Dalli, who has enjoyed close commercial ties with Tripoli for a quarter of a century, told a Maltese business forum on Friday that he "didn't think (he) had the right, or anyone else, to make a statement on whether (Kadhafi) should step down."

"I think Kadhafi should make his own decisions. He has the assessment of the people, as he has said on TV," Dalli added. "I think Kadhafi has made the first attempt towards conciliation."

The 62-year-old commissioner also backed Kadhafi's suggestion that outside forces had manipulated media coverage of protests over the past fortnight, leading to the present situation of near-civil war.

"Sometimes doubt creeps into one's head when seeing people speaking perfect English and hoisted up by a group of people made to look like a crowd. I wonder if they might be shots 'created' for journalists," Dalli was quoted as saying by Maltese media.

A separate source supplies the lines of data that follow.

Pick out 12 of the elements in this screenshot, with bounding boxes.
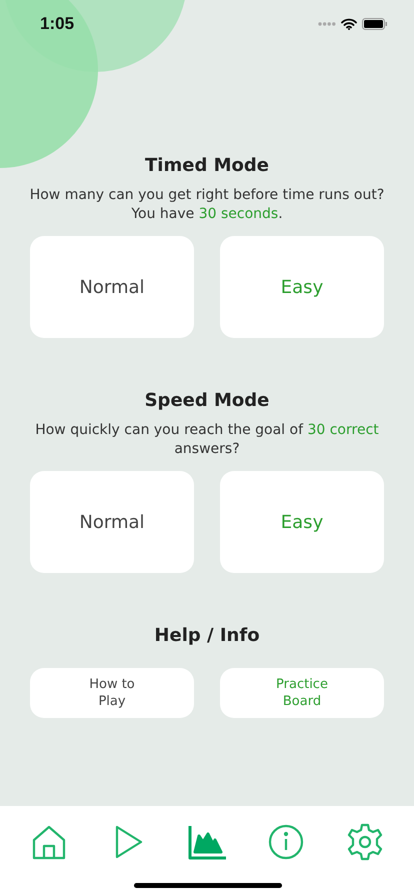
battery-icon [362, 18, 388, 30]
mode-button[interactable]: Normal [30, 471, 194, 573]
signal-icon [318, 22, 336, 26]
section-description: How quickly can you reach the goal of 30 correct answers? [34, 421, 380, 459]
help-button[interactable]: How to Play [30, 668, 194, 718]
section-description: How many can you get right before time runs out? You have 30 seconds. [28, 186, 386, 224]
status-time: 1:05 [40, 14, 74, 34]
section-title: Speed Mode [144, 390, 270, 411]
section-title: Timed Mode [145, 155, 269, 176]
mode-button[interactable]: Normal [30, 236, 194, 338]
section-title: Help / Info [154, 625, 260, 646]
wifi-icon [341, 18, 357, 30]
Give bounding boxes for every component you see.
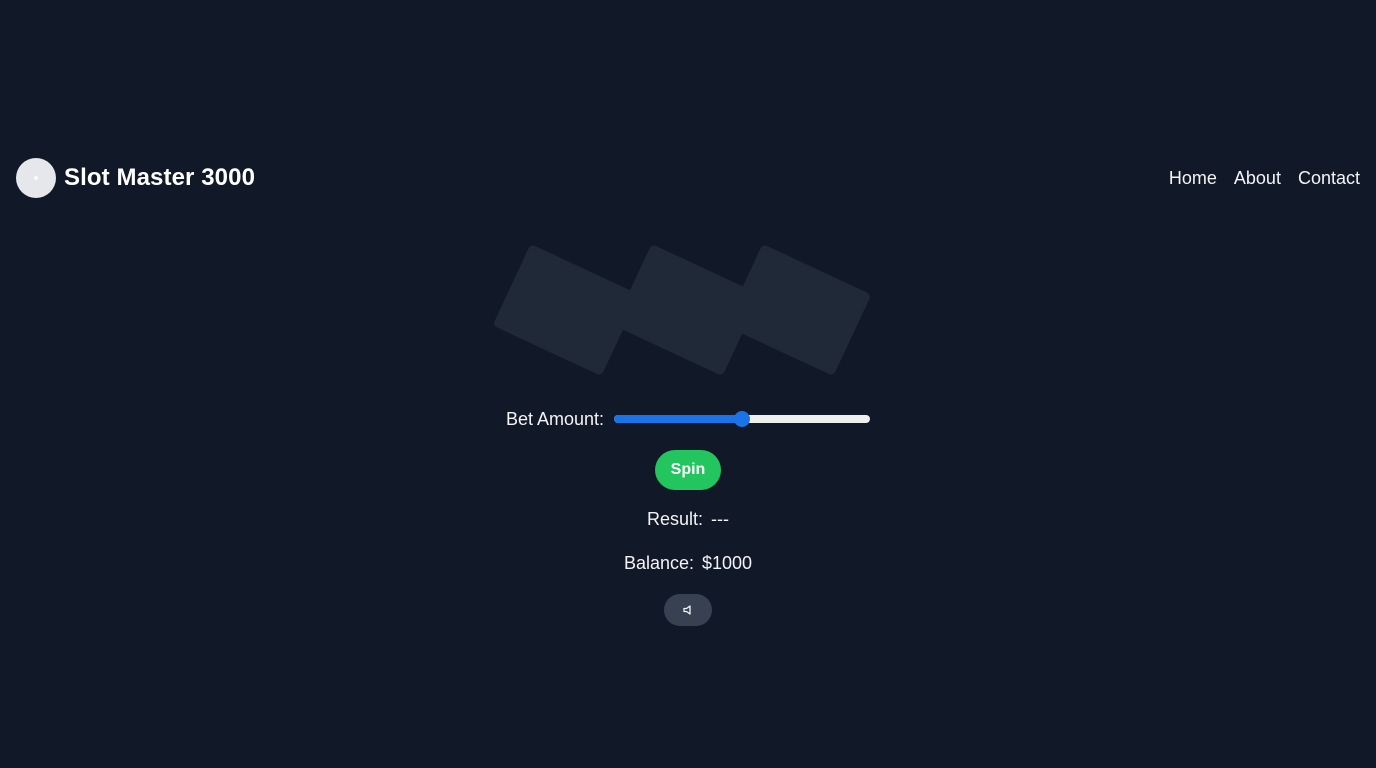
sound-toggle-button[interactable] bbox=[664, 594, 712, 626]
bet-amount-label: Bet Amount: bbox=[505, 408, 605, 429]
main-nav: Home About Contact bbox=[1169, 168, 1360, 189]
spin-button[interactable]: Spin bbox=[655, 450, 721, 490]
nav-link-contact[interactable]: Contact bbox=[1298, 168, 1360, 189]
result-display: Result: --- bbox=[0, 509, 1376, 530]
result-label: Result: bbox=[646, 509, 704, 529]
reel-3 bbox=[724, 243, 872, 377]
speaker-icon bbox=[683, 605, 691, 615]
balance-value: $1000 bbox=[702, 553, 753, 573]
balance-display: Balance: $1000 bbox=[0, 553, 1376, 574]
app-header: Slot Master 3000 Home About Contact bbox=[16, 158, 1360, 198]
balance-label: Balance: bbox=[623, 553, 694, 573]
bet-amount-slider[interactable] bbox=[614, 407, 871, 431]
nav-link-about[interactable]: About bbox=[1234, 168, 1281, 189]
logo-dot-icon bbox=[34, 176, 38, 180]
result-value: --- bbox=[711, 509, 729, 529]
nav-link-home[interactable]: Home bbox=[1169, 168, 1217, 189]
logo bbox=[16, 158, 56, 198]
brand: Slot Master 3000 bbox=[16, 158, 255, 198]
reel-1 bbox=[492, 243, 640, 377]
slot-reels bbox=[492, 240, 878, 380]
app-title: Slot Master 3000 bbox=[64, 164, 256, 191]
slider-thumb[interactable] bbox=[734, 411, 751, 427]
bet-control: Bet Amount: bbox=[0, 407, 1376, 431]
slider-fill bbox=[614, 415, 743, 423]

Dalli's boss, EU commission president Jose Manuel Barroso, this week said it was time for Kadhafi "to go and give the country back to the people of Libya," with the EU's foreign affairs chief Catherine Ashton also demanding that Kadhafi "stand aside."

Spokesman Frederic Vincent told AFP he had been in contact with Dalli on Saturday, and argued that "personal commentaries" on a country he knows well, "that's no secret," should not be confused with his core beliefs.

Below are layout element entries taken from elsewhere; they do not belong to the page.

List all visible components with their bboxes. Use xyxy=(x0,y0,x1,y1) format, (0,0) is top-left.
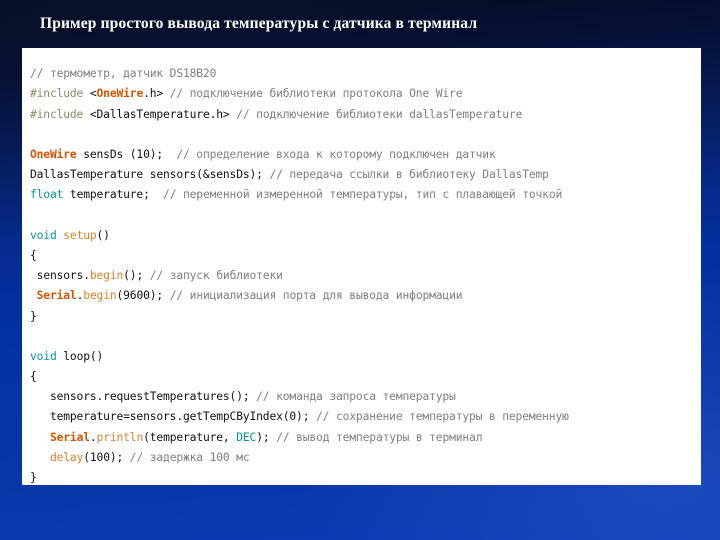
code-block: // термометр, датчик DS18B20 #include <On… xyxy=(30,64,720,488)
code-token: Serial xyxy=(49,430,90,444)
code-line: // термометр, датчик DS18B20 xyxy=(30,64,720,84)
code-token: begin xyxy=(83,289,117,303)
code-line: float temperature; // переменной измерен… xyxy=(30,185,720,205)
code-token: // определение входа к которому подключе… xyxy=(176,148,496,162)
code-line: sensors.requestTemperatures(); // команд… xyxy=(30,387,720,407)
code-token: sensDs (10); xyxy=(76,148,177,162)
code-token: { xyxy=(30,248,37,262)
code-token: <DallasTemperature.h> xyxy=(89,107,237,121)
code-token: OneWire xyxy=(30,148,77,162)
code-line: { xyxy=(30,367,720,387)
code-token: < xyxy=(89,87,97,101)
code-token: temperature; xyxy=(63,188,164,202)
code-token: } xyxy=(30,471,37,485)
code-token: loop() xyxy=(56,349,104,363)
code-line: OneWire sensDs (10); // определение вход… xyxy=(30,145,720,165)
code-token: // термометр, датчик DS18B20 xyxy=(30,67,217,81)
code-token: // подключение библиотеки протокола One … xyxy=(169,87,463,101)
code-token: delay xyxy=(49,450,84,464)
slide-title: Пример простого вывода температуры с дат… xyxy=(40,15,478,32)
code-line: #include <OneWire.h> // подключение библ… xyxy=(30,84,720,104)
code-token: { xyxy=(30,370,37,384)
code-token: (); xyxy=(123,269,150,283)
code-token: .h> xyxy=(143,87,170,101)
code-line: } xyxy=(30,468,720,488)
code-line: void setup() xyxy=(30,226,720,246)
code-token: ); xyxy=(256,430,277,444)
code-token: println xyxy=(96,430,144,444)
code-line: void loop() xyxy=(30,347,720,367)
code-token: (100); xyxy=(83,450,130,464)
code-token: () xyxy=(96,228,110,242)
code-token: float xyxy=(30,188,64,202)
code-token: temperature=sensors.getTempCByIndex(0); xyxy=(30,410,317,424)
code-line: Serial.begin(9600); // инициализация пор… xyxy=(30,286,720,306)
code-token: OneWire xyxy=(96,87,144,101)
code-token: Serial xyxy=(36,289,77,303)
code-token: // переменной измеренной температуры, ти… xyxy=(163,188,563,202)
code-token: . xyxy=(89,430,97,444)
code-token: setup xyxy=(63,228,97,242)
code-line: temperature=sensors.getTempCByIndex(0); … xyxy=(30,407,720,427)
code-line: delay(100); // задержка 100 мс xyxy=(30,448,720,468)
code-token: // подключение библиотеки dallasTemperat… xyxy=(236,107,523,121)
code-token: #include xyxy=(30,107,90,121)
code-token: (9600); xyxy=(116,289,170,303)
code-line: Serial.println(temperature, DEC); // выв… xyxy=(30,428,720,448)
code-token: sensors.requestTemperatures(); xyxy=(30,390,257,404)
code-token: sensors. xyxy=(30,269,90,283)
code-token: DEC xyxy=(236,430,257,444)
code-token: void xyxy=(30,228,57,242)
code-token: // вывод температуры в терминал xyxy=(276,430,483,444)
code-token: void xyxy=(30,349,57,363)
code-line: sensors.begin(); // запуск библиотеки xyxy=(30,266,720,286)
code-token: // сохранение температуры в переменную xyxy=(316,410,569,424)
code-line: } xyxy=(30,307,720,327)
code-token: #include xyxy=(30,87,90,101)
code-token: // передача ссылки в библиотеку DallasTe… xyxy=(269,168,549,182)
code-token: DallasTemperature sensors(&sensDs); xyxy=(30,168,270,182)
code-line: DallasTemperature sensors(&sensDs); // п… xyxy=(30,165,720,185)
code-token: // запуск библиотеки xyxy=(149,269,283,283)
code-token: (temperature, xyxy=(143,430,237,444)
code-token: begin xyxy=(89,269,124,283)
code-line: #include <DallasTemperature.h> // подклю… xyxy=(30,105,720,125)
presentation-slide: Пример простого вывода температуры с дат… xyxy=(0,0,720,540)
code-token: // команда запроса температуры xyxy=(256,390,456,404)
code-token: // инициализация порта для вывода информ… xyxy=(169,289,463,303)
code-token: } xyxy=(30,309,37,323)
code-line: { xyxy=(30,246,720,266)
code-token: // задержка 100 мс xyxy=(129,450,250,464)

"He said a solution that respects human rights had to be found," Vincent insisted.

"That is totally in line with the democratic values that guide the commission.

"And in making some additional personal commentaries -- to a Maltese business audience, close neighbours remember -- he was only doing what millions of people around the world are doing."

Of protest images being staged to suit an anti-Kadhafi agenda, Vincent stressed: "I have spoken to the commissioner, and he was talking about images on both sides, pro-regime demonstrations as well."

Consultancy firm John Dalli & Associates was set up in 2004, with offices in Tripoli. Online autobiographical notes say it focuses on "introducing and facilitating the establishment of Western companies in the north African economies, especially Libya."

Dalli, who owns a home in Tripoli, worked for a Libyan-Maltese Joint Commission from 1987 to 1996 and 1998 to 2004 -- periods when Libya was under UN sanctions.

For political reasons, the consultancy business is now run by his family.